Updated: Apr 17
Stability AI—the company that released a text-to-image generation model named Stable Diffusion last year—found itself at the center of an interesting controversy.
Text-to-image generation models are neural network algorithms trained to generate images based on a text prompt by the user. A prompt might be something like “An image of a hill overlooking a lake at dawn.” Given this prompt, the model generates an image depicting the scene described by the text. The issue at the heart of the controversy stems from these models being used to generate artwork that companies then sell for profit on such marketplaces as Etsy.
“What is so wrong about selling AI-generated artwork?” you ask.
Well, it turns out that training these models involves utilizing a data set of millions of images scraped from different parts of the internet. These images are photographs, paintings, and different artworks created by artists who are not getting paid by the sale of the AI-generated work. What’s worse—the AI algorithms are now competing for sales with some of these artists on the same platforms!
Is it fair for AI systems to be trained on the hard work of artists who are not getting paid for their contributions to these algorithms? Consider that these AI systems are capable of not just generating images at a rate that the human artists will never match, but in a feat that adds insult to injury, they are capable of also emulating the artists’ own styles.
Whether the use of artwork scraped from the internet in this manner qualifies as copyright violation or not is a matter for lawyers to decide. I am interested in the technical nuances involved, and I’d like to raise a few questions that may help put some perspective onto the debate.
First, let’s address a fundamental aspect of how these generative models work. When a trained algorithm generates a brand-new image, the image output derives from a mathematical function that satisfies some statistical properties. That is, the model is not performing copy-and-paste operations from its data set of training images. The resulting output is not some Frankenstein collage of image patches from original artworks.
Instead, what is happening is that the model learned during training how to represent images of landscapes in pixels as mathematical concepts. To generate an image of a person, the model learns a function that outputs a pixel grouping that resembles a person.
This mathematical function is typically modeling some probability distribution. So when the model outputs an image of a person, a bird, or a hill, it is simply outputting a pixel grouping that has a pretty good chance of looking like a person, bird, or hill based on the training data.
But because we are dealing with probability distributions, this means that the images that the model outputs are not copies of the training data—they are brand-new samples from a distribution that includes the images from the training data set. In other words, these are, in fact, brand-new images.
With this understanding, if we still object to such use of original artwork, the objection must be on other grounds.
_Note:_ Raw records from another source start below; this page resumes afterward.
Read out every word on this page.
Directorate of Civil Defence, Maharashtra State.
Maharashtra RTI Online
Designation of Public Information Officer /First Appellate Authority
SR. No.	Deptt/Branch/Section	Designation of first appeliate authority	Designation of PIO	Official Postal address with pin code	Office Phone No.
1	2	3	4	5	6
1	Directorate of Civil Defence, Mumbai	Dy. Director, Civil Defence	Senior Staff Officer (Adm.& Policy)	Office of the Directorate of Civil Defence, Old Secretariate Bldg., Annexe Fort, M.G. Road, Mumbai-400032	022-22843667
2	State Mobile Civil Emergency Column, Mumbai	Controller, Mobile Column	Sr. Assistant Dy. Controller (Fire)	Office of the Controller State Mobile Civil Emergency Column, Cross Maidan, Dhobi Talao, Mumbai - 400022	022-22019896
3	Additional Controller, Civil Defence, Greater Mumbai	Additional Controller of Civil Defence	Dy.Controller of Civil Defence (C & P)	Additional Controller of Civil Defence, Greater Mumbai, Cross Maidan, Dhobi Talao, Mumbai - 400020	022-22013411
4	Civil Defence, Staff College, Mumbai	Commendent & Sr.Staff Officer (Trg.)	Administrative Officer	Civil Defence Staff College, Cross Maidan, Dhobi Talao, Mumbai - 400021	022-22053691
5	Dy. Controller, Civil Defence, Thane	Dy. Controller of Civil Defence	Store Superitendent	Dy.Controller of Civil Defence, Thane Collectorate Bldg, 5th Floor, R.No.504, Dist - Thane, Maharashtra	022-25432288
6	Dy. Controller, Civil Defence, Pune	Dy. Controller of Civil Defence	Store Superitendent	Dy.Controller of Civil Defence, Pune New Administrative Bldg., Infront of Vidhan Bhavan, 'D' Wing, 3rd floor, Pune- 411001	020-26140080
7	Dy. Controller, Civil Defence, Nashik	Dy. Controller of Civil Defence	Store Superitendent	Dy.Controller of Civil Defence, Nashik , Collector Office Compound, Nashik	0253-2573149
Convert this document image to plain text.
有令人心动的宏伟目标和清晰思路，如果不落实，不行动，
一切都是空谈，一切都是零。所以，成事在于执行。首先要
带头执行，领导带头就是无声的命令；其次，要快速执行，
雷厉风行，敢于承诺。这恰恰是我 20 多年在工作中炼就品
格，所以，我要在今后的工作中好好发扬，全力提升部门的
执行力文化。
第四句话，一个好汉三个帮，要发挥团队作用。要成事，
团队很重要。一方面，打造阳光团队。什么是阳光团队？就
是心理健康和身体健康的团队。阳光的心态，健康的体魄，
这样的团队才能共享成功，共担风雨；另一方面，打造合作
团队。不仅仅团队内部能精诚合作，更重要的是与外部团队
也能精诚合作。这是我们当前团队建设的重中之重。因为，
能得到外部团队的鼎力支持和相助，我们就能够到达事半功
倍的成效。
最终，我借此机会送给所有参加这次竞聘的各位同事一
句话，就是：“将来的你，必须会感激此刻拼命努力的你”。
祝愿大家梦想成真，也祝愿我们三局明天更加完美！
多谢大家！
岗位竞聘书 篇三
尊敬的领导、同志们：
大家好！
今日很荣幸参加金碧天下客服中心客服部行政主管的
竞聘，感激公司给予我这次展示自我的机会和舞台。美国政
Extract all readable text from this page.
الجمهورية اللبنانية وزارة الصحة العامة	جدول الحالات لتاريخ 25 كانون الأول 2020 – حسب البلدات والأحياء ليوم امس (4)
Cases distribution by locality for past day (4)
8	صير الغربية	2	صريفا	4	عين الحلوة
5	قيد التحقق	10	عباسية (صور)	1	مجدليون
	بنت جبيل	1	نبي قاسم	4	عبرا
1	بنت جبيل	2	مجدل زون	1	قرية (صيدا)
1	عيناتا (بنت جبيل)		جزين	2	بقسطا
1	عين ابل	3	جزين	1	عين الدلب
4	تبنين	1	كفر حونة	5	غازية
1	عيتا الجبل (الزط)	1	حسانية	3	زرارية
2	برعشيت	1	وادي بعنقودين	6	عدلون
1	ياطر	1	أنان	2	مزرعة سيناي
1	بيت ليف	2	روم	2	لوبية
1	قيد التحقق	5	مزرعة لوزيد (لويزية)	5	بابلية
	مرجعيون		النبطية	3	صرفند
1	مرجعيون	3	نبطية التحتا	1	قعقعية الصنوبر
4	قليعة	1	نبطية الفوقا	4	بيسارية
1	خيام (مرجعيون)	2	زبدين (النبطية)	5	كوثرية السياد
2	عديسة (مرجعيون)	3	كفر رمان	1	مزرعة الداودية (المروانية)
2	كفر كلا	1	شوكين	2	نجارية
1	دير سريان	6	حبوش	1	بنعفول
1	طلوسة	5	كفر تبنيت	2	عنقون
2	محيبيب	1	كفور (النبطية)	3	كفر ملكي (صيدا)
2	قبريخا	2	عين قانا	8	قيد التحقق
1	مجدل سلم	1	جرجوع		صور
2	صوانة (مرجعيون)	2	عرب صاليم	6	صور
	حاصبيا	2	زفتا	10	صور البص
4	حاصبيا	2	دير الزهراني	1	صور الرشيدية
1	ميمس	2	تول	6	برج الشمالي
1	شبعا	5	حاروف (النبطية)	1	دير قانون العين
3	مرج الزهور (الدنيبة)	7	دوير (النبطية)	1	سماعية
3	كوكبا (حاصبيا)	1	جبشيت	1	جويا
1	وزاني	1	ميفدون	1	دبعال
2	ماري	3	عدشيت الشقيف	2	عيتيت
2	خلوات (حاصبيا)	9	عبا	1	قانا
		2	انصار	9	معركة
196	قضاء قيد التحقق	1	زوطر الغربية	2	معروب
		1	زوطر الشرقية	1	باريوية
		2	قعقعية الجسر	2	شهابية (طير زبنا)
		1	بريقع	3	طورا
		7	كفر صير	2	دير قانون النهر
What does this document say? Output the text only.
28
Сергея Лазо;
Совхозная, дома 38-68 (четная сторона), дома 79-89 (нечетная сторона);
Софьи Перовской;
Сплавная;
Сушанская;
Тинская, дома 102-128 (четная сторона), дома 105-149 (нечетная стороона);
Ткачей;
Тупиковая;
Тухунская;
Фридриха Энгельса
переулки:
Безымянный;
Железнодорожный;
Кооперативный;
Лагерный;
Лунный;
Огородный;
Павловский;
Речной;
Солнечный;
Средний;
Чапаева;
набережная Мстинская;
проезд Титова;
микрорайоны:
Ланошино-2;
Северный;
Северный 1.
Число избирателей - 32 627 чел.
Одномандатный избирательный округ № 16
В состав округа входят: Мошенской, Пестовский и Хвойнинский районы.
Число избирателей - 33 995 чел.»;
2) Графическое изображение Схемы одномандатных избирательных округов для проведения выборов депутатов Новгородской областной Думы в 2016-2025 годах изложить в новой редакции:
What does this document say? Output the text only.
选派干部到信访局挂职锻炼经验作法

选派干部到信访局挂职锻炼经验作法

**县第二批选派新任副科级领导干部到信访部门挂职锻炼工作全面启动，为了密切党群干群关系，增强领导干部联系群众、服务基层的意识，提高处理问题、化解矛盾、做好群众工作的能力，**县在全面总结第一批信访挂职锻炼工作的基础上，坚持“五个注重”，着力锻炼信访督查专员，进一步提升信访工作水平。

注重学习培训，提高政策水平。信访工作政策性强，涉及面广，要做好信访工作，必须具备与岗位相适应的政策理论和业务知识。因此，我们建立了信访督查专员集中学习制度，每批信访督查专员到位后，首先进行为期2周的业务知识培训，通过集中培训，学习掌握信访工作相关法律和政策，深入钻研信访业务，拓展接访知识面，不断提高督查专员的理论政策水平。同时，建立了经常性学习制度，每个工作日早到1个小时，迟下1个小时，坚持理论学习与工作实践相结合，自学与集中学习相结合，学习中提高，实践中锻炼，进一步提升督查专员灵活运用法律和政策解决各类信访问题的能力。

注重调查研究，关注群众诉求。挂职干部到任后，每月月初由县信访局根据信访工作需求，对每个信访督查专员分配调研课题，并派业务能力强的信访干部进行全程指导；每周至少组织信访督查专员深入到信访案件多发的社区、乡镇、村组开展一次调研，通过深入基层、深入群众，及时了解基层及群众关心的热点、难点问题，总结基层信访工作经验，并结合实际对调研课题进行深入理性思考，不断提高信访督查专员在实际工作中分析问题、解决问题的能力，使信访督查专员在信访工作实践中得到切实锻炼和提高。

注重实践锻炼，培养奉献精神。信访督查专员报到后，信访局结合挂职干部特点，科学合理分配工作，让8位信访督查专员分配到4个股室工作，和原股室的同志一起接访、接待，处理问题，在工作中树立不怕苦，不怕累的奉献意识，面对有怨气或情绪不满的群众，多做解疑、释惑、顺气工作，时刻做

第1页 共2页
We cannot simply say, “AI algorithms are blatantly copying the work of original artists in generated fakery.” Strictly speaking there is no “copying,” although you might say they are imitating the original artists.
Suppose I am an aspiring artist learning to paint on canvas. I might visit the Louvre, Prado, and MOMA. I might borrow every art book in the library and search every example of oil-on-canvas paintings available on the web. I may spend thousands of hours painstakingly observing and imitating the works I see, attempting to perfect different techniques. Eventually, I may come to master some of those techniques and produce decent works of my own. The work that I produce, although original, will undoubtedly have benefitted by the work of the artists from whose originals I learned to develop my own skills.
If I sell an original piece, do I owe part of my proceeds to them? If not, why is it OK for me to learn to paint by observing other people’s work, but it is not OK for an AI algorithm to do so? Is the problem simply that someone had to merely scrape images off the web to train the model in a way that looks like taking something they didn’t pay for, to use for a product that will generate money, without paying restitutions? What if, instead of scraping the images off the web, the model could be trained by looking at the images in the original locations without downloading them, just as a human would? Would this solve the problem?
Or is the issue that an AI algorithm can generate high-quality output at a rate that humans cannot compete with, and therefore what we are really worried about is protecting humans from a possible future where original artwork is obsolete? If so, this might be less a problem of using the original artworks and more a problem of scale.
I am not sure I know the answer to these questions, but I know they must be considered if we want to solve this problem. It is worth noting that, although the current debate revolves around visual arts, these problems will continue to arise as AI advances in multiple domains. AI is already being used to generate music. Perhaps prose and AI-generated novels will be next.
For those concerned that AI-generated art, in all domains, will eventually replace human artists entirely, perhaps we can look to the early days of the camera and find some comfort. Although many feared that photographs would make paintings obsolete, artists keep finding a way to stay relevant.